7 Responses to “It Depends On What Your Definition Of Bad Is…”

  1. 1. We are called to imitate Jesus. (John 8:12)
    2. You would stop me if I were going to inject malaria into your children.
    3. Jesus does nothing about the mosquitoes that inject malaria into thousands of children every year.

    Do you still think, Jesus is doing a “good” thing?

  2. 1. Christians are, yes.

    2. Of course.

    3. How do you know that?

  3. How do you know He hasn’t stopped children from getting infected?

    You’re making the assumption that just because a child gets sick and dies that He’s not doing anything.

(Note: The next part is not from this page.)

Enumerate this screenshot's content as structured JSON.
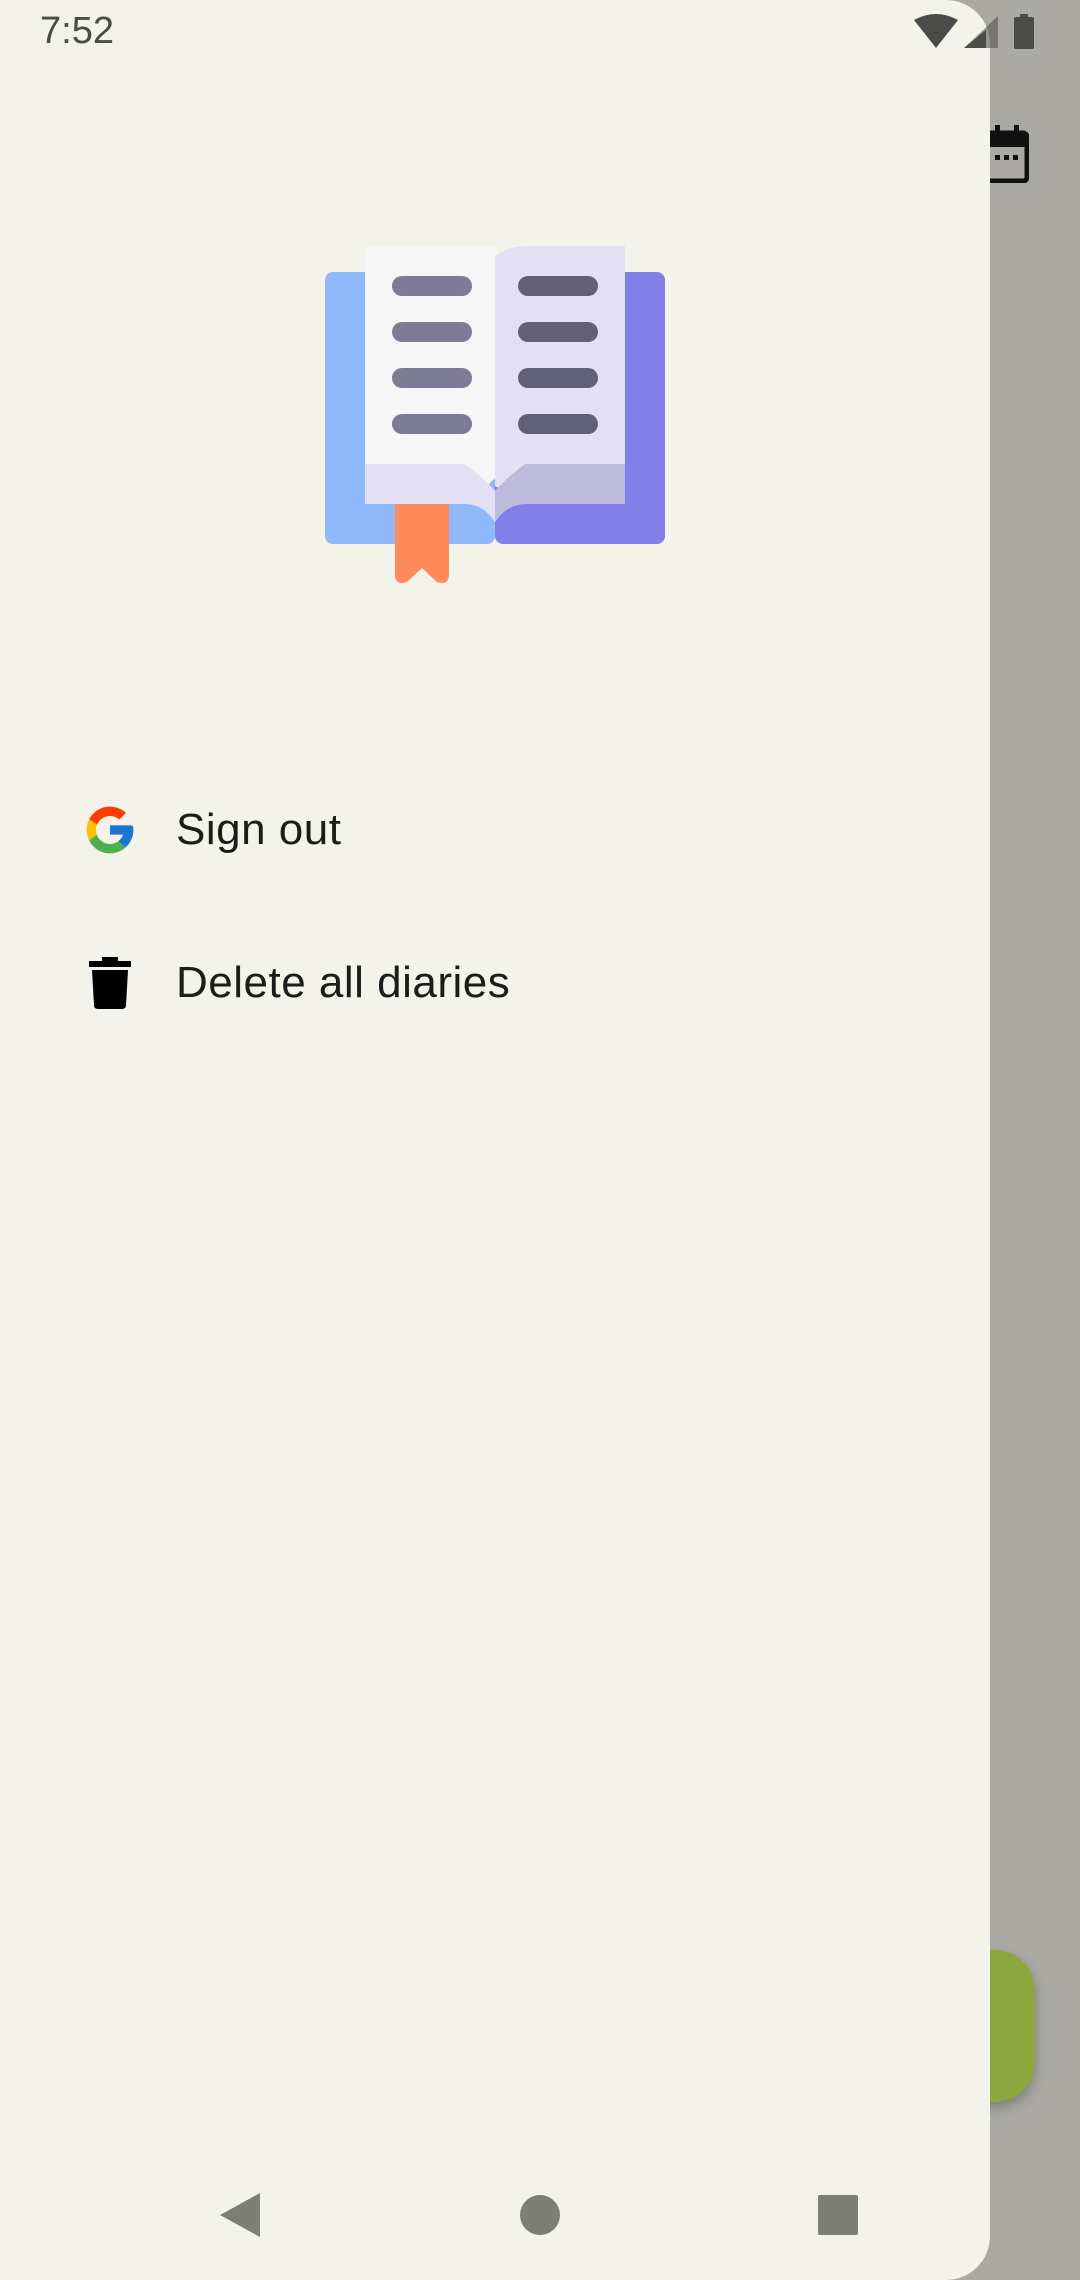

  4. 4. We know a tree by its fruit. (Matthew 7:16-20)

    Hope this answers your above question.

  5. You didn’t answer anything at all.

    You have no way of knowing that He hasn’t protected children from getting malaria. You’re just anti-God so you’re throwing up anything you can think of to try and smear Him without realizing that you’re making no sense.

  6. “You have no way of knowing that He hasn’t protected children from getting malaria. You’re just anti-God so you’re throwing up anything you can think of to try and smear Him without realizing that you’re making no sense.”

    And you have no means of knowing that he did. When facing an array of possible explanation those of a speculative or supernatural nature should be disregarded first. Naturalistic explanations are more probable, and should always be considered first. When in doubt, the most likely and least complicated hypothesis, that is, the one that makes the least number of assumptions, is preferable. I have no evidence that a disembodied goat unicorn hybrid didn’t create the universe, but that doesn’t mean I should believe thats how it happened. We have no reason to think that Jesus cures or prevents malaria…so why should we? I don’t disbelieve though. I believe that access to medical treatments and environmental surroundings play a major role in determining who gets malaria because we have evidence to believe that they do. A lack of evidence does not justify a belief, nor does it justify a disbelief. You want people to believe that Jesus cures, then provide the evidence. If ignorance is good enough justification for you, why don’t you believe Hermes is curing these people?